The North Shore partnership conducted a coastal flood consequence assessment to estimate the potential impacts of sea level rise with coastal flooding scenarios in order to understand the consequences of not undertaking sea level rise adaptation measures, i.e. a “do nothing” approach. The assessment was completed to identify and quantify the consequences of coastal flooding under two future coastal stillwater scenarios if no adaptation measures are undertaken:
- 1 m sea level rise during a major storm, 10% annual probability stillwater level (10-year return period), and
- 2 m sea level rise during an extreme storm, 0.5% annual probability stillwater level (200-year return period).
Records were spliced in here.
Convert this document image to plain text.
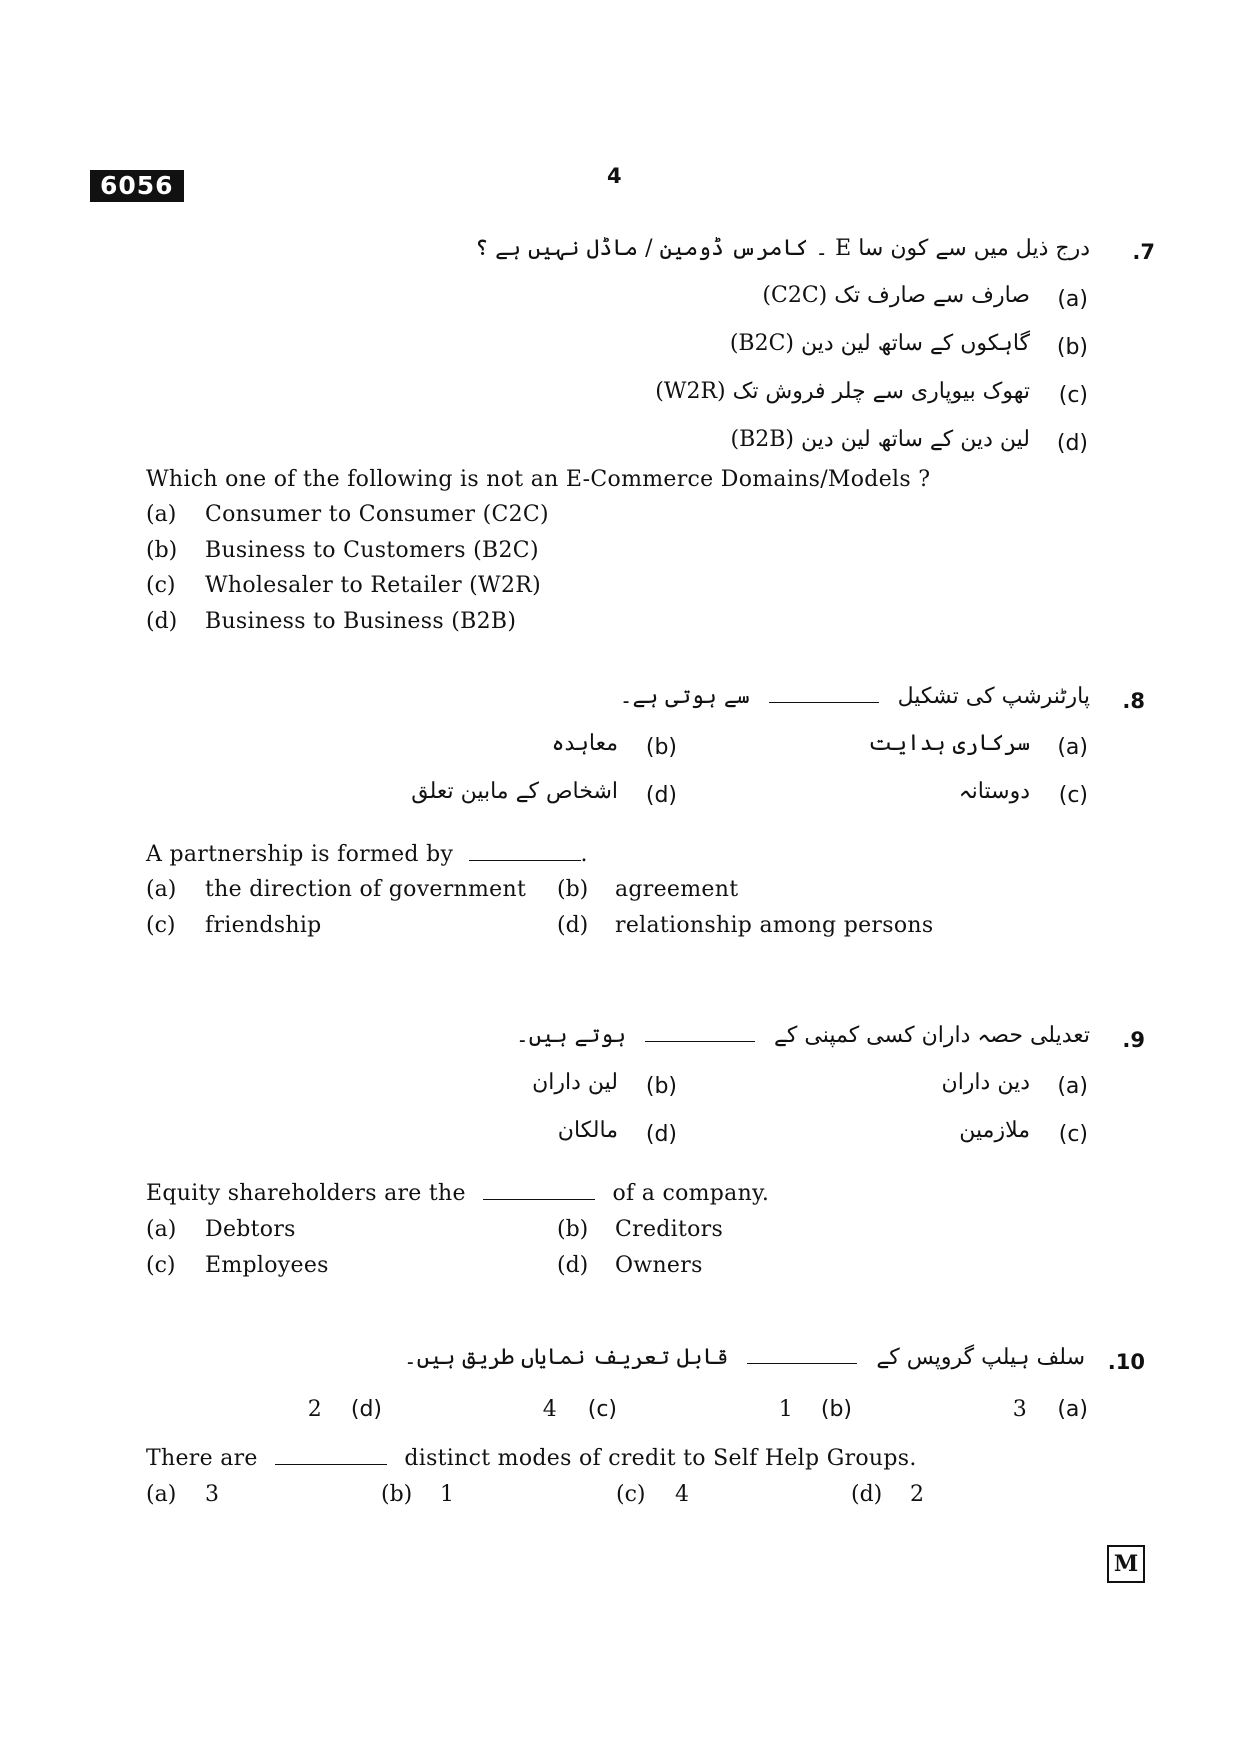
6056	4
.7
درج ذیل میں سے کون سا E ۔ کامرس ڈومین / ماڈل نہیں ہے ؟
(a)
صارف سے صارف تک (C2C)
(b)
گاہکوں کے ساتھ لین دین (B2C)
(c)
تھوک بیوپاری سے چلر فروش تک (W2R)
(d)
لین دین کے ساتھ لین دین (B2B)
Which one of the following is not an E-Commerce Domains/Models ?
(a) Consumer to Consumer (C2C)
(b) Business to Customers (B2C)
(c) Wholesaler to Retailer (W2R)
(d) Business to Business (B2B)
.8
پارٹنرشپ کی تشکیل  سے ہوتی ہے۔
(a)
سرکاری ہدایت
(b)
معاہدہ
(c)
دوستانہ
(d)
اشخاص کے مابین تعلق
A partnership is formed by	.
(a) the direction of government (b) agreement
(c) friendship	(d) relationship among persons
.9
تعدیلی حصہ داران کسی کمپنی کے  ہوتے ہیں۔
(a)
دین داران
(b)
لین داران
(c)
ملازمین
(d)
مالکان
Equity shareholders are the	of a company.
(a) Debtors	(b) Creditors
(c) Employees	(d) Owners
.10
سلف ہیلپ گروپس کے  قابل تعریف نمایاں طریق ہیں۔
(a)
3
(b)
1
(c)
4
(d)
2
There are	distinct modes of credit to Self Help Groups.
(a) 3	(b) 1	(c) 4	(d) 2
M
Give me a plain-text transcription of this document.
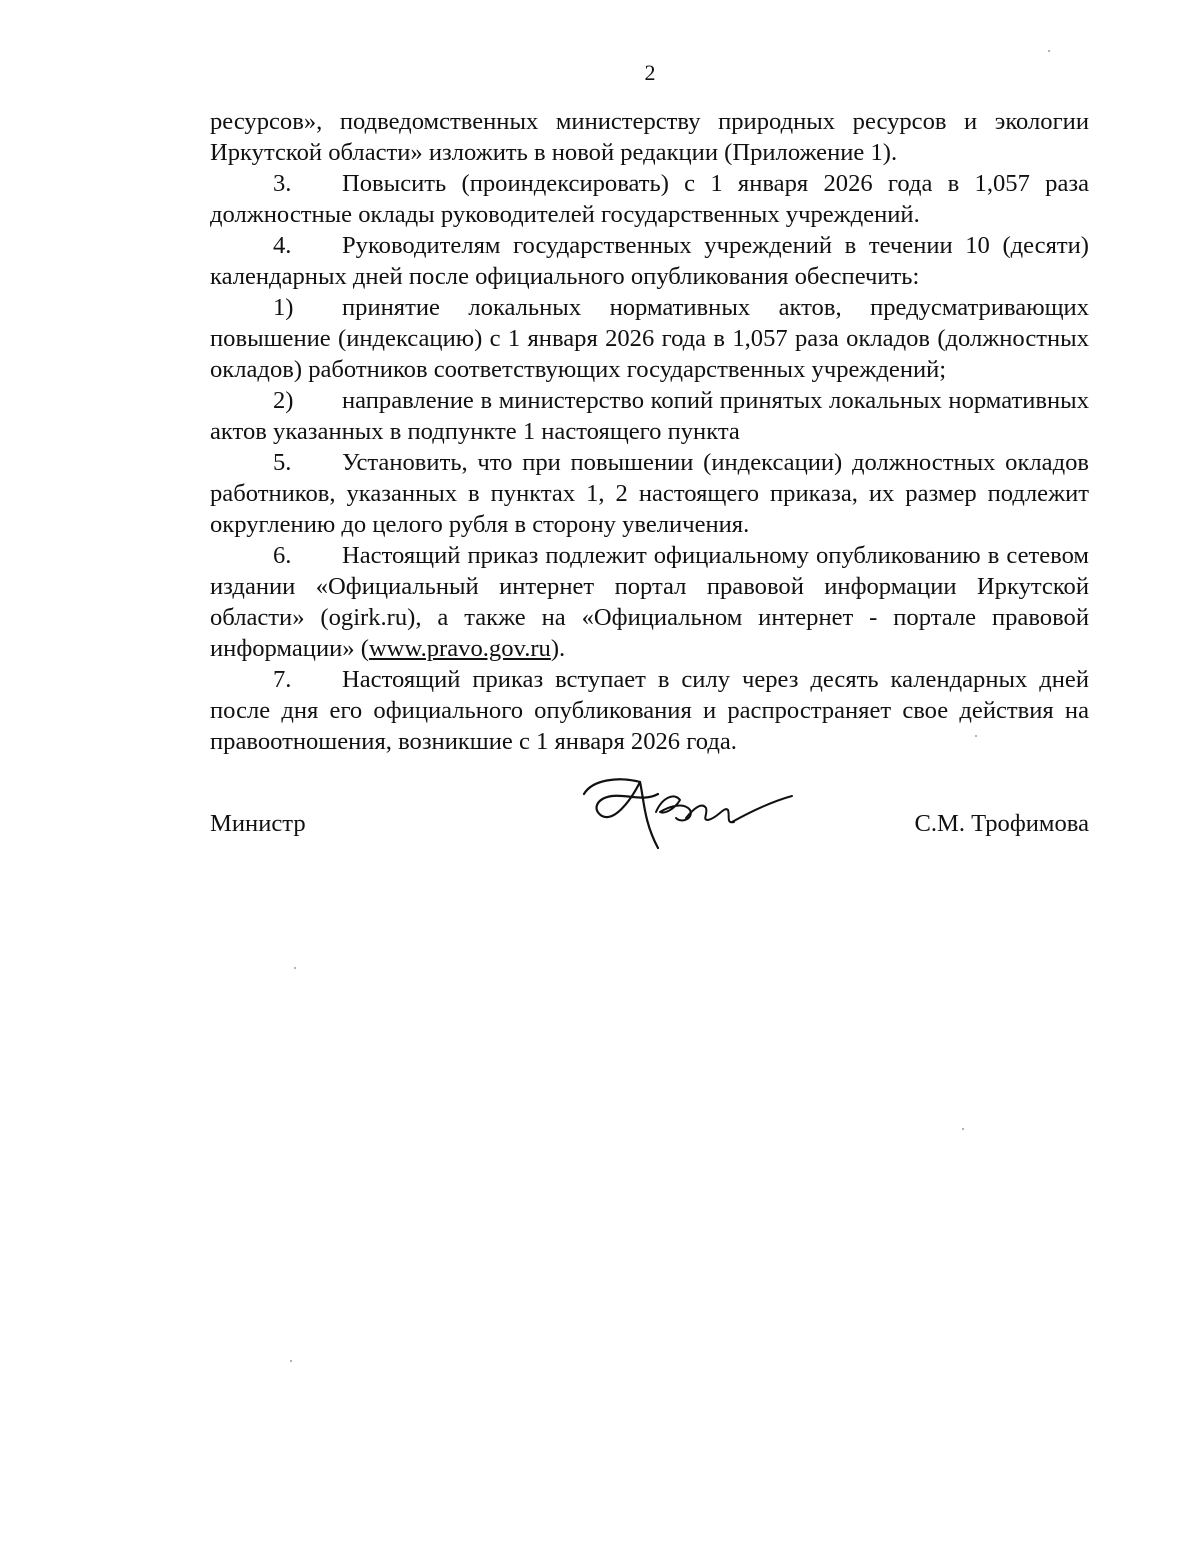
2

ресурсов», подведомственных министерству природных ресурсов и экологии Иркутской области» изложить в новой редакции (Приложение 1).

3. Повысить (проиндексировать) с 1 января 2026 года в 1,057 раза должностные оклады руководителей государственных учреждений.

4. Руководителям государственных учреждений в течении 10 (десяти) календарных дней после официального опубликования обеспечить:

1) принятие локальных нормативных актов, предусматривающих повышение (индексацию) с 1 января 2026 года в 1,057 раза окладов (должностных окладов) работников соответствующих государственных учреждений;

2) направление в министерство копий принятых локальных нормативных актов указанных в подпункте 1 настоящего пункта

5. Установить, что при повышении (индексации) должностных окладов работников, указанных в пунктах 1, 2 настоящего приказа, их размер подлежит округлению до целого рубля в сторону увеличения.

6. Настоящий приказ подлежит официальному опубликованию в сетевом издании «Официальный интернет портал правовой информации Иркутской области» (ogirk.ru), а также на «Официальном интернет - портале правовой информации» (www.pravo.gov.ru).

7. Настоящий приказ вступает в силу через десять календарных дней после дня его официального опубликования и распространяет свое действия на правоотношения, возникшие с 1 января 2026 года.

Министр	С.М. Трофимова
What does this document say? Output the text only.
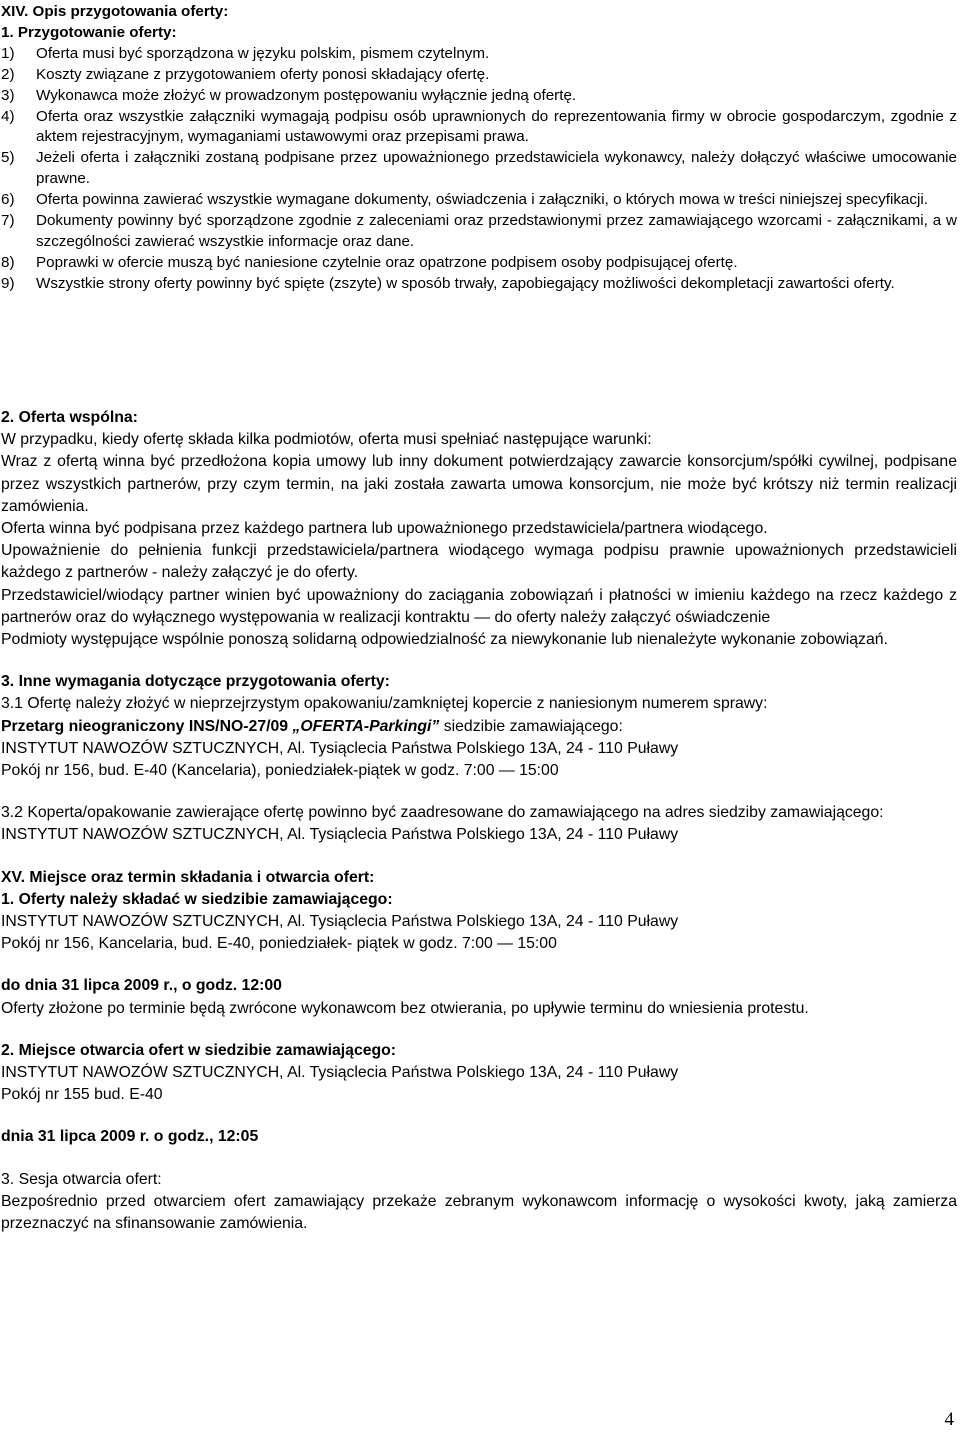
XIV. Opis przygotowania oferty:
1. Przygotowanie oferty:
1)	Oferta musi być sporządzona w języku polskim, pismem czytelnym.
2)	Koszty związane z przygotowaniem oferty ponosi składający ofertę.
3)	Wykonawca może złożyć w prowadzonym postępowaniu wyłącznie jedną ofertę.
4)	Oferta oraz wszystkie załączniki wymagają podpisu osób uprawnionych do reprezentowania firmy w obrocie gospodarczym, zgodnie z aktem rejestracyjnym, wymaganiami ustawowymi oraz przepisami prawa.
5)	Jeżeli oferta i załączniki zostaną podpisane przez upoważnionego przedstawiciela wykonawcy, należy dołączyć właściwe umocowanie prawne.
6)	Oferta powinna zawierać wszystkie wymagane dokumenty, oświadczenia i załączniki, o których mowa w treści niniejszej specyfikacji.
7)	Dokumenty powinny być sporządzone zgodnie z zaleceniami oraz przedstawionymi przez zamawiającego wzorcami - załącznikami, a w szczególności zawierać wszystkie informacje oraz dane.
8)	Poprawki w ofercie muszą być naniesione czytelnie oraz opatrzone podpisem osoby podpisującej ofertę.
9)	Wszystkie strony oferty powinny być spięte (zszyte) w sposób trwały, zapobiegający możliwości dekompletacji zawartości oferty.
2. Oferta wspólna:

W przypadku, kiedy ofertę składa kilka podmiotów, oferta musi spełniać następujące warunki:

Wraz z ofertą winna być przedłożona kopia umowy lub inny dokument potwierdzający zawarcie konsorcjum/spółki cywilnej, podpisane przez wszystkich partnerów, przy czym termin, na jaki została zawarta umowa konsorcjum, nie może być krótszy niż termin realizacji zamówienia.

Oferta winna być podpisana przez każdego partnera lub upoważnionego przedstawiciela/partnera wiodącego.

Upoważnienie do pełnienia funkcji przedstawiciela/partnera wiodącego wymaga podpisu prawnie upoważnionych przedstawicieli każdego z partnerów - należy załączyć je do oferty.

Przedstawiciel/wiodący partner winien być upoważniony do zaciągania zobowiązań i płatności w imieniu każdego na rzecz każdego z partnerów oraz do wyłącznego występowania w realizacji kontraktu — do oferty należy załączyć oświadczenie

Podmioty występujące wspólnie ponoszą solidarną odpowiedzialność za niewykonanie lub nienależyte wykonanie zobowiązań.

3. Inne wymagania dotyczące przygotowania oferty:

3.1 Ofertę należy złożyć w nieprzejrzystym opakowaniu/zamkniętej kopercie z naniesionym numerem sprawy:

Przetarg nieograniczony INS/NO-27/09 „OFERTA-Parkingi” siedzibie zamawiającego:

INSTYTUT NAWOZÓW SZTUCZNYCH, Al. Tysiąclecia Państwa Polskiego 13A, 24 - 110 Puławy

Pokój nr 156, bud. E-40 (Kancelaria), poniedziałek-piątek w godz. 7:00 — 15:00

3.2 Koperta/opakowanie zawierające ofertę powinno być zaadresowane do zamawiającego na adres siedziby zamawiającego:

INSTYTUT NAWOZÓW SZTUCZNYCH, Al. Tysiąclecia Państwa Polskiego 13A, 24 - 110 Puławy

XV. Miejsce oraz termin składania i otwarcia ofert:
1. Oferty należy składać w siedzibie zamawiającego:

INSTYTUT NAWOZÓW SZTUCZNYCH, Al. Tysiąclecia Państwa Polskiego 13A, 24 - 110 Puławy

Pokój nr 156, Kancelaria, bud. E-40, poniedziałek- piątek w godz. 7:00 — 15:00

do dnia 31 lipca 2009 r., o godz. 12:00

Oferty złożone po terminie będą zwrócone wykonawcom bez otwierania, po upływie terminu do wniesienia protestu.

2. Miejsce otwarcia ofert w siedzibie zamawiającego:

INSTYTUT NAWOZÓW SZTUCZNYCH, Al. Tysiąclecia Państwa Polskiego 13A, 24 - 110 Puławy

Pokój nr 155 bud. E-40

dnia 31 lipca 2009 r. o godz., 12:05
3. Sesja otwarcia ofert:

Bezpośrednio przed otwarciem ofert zamawiający przekaże zebranym wykonawcom informację o wysokości kwoty, jaką zamierza przeznaczyć na sfinansowanie zamówienia.

4
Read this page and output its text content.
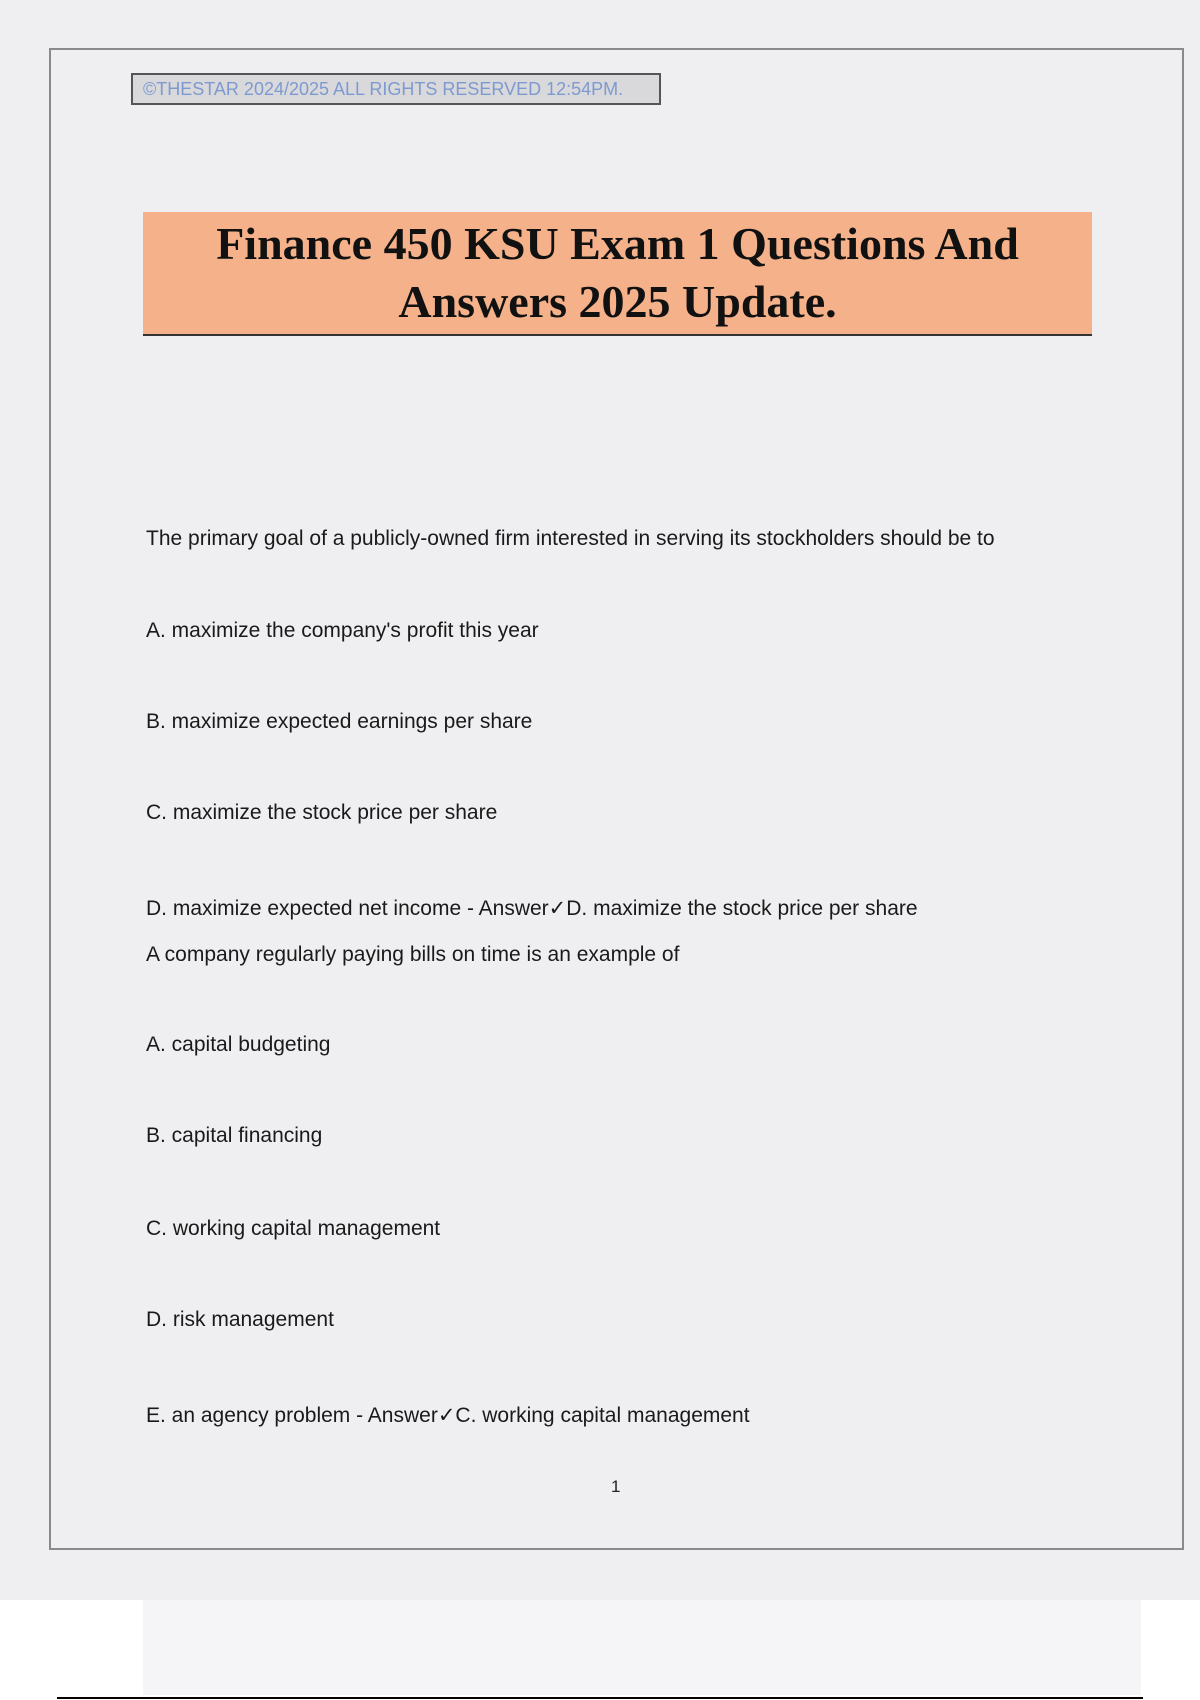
©THESTAR 2024/2025 ALL RIGHTS RESERVED 12:54PM.
Finance 450 KSU Exam 1 Questions And
Answers 2025 Update.
The primary goal of a publicly-owned firm interested in serving its stockholders should be to
A. maximize the company's profit this year
B. maximize expected earnings per share
C. maximize the stock price per share
D. maximize expected net income - Answer✓D. maximize the stock price per share
A company regularly paying bills on time is an example of
A. capital budgeting
B. capital financing
C. working capital management
D. risk management
E. an agency problem - Answer✓C. working capital management
1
A total of 24 variables representing major elements across the following six sectors were used to estimate and assess the potential flood impacts: 1) Number of residents that could experience flooding; 2) Cost of building damage; 3) Amount of building damage debris; 4) Number of businesses that could experience flooding or power outage; 5) Area of parkland that could flood; 6) Number of cultural and heritage places that could flood. Methods used to estimate and assess the potential flood consequences for the variables included: census-based modeling using the Canadian version of the HAZUS model for population displacement, building and contents damage, and building and contents debris generation; business disruption modelling and power outage assessments; and spatial identification of variables within the scenario flood extent using GIS.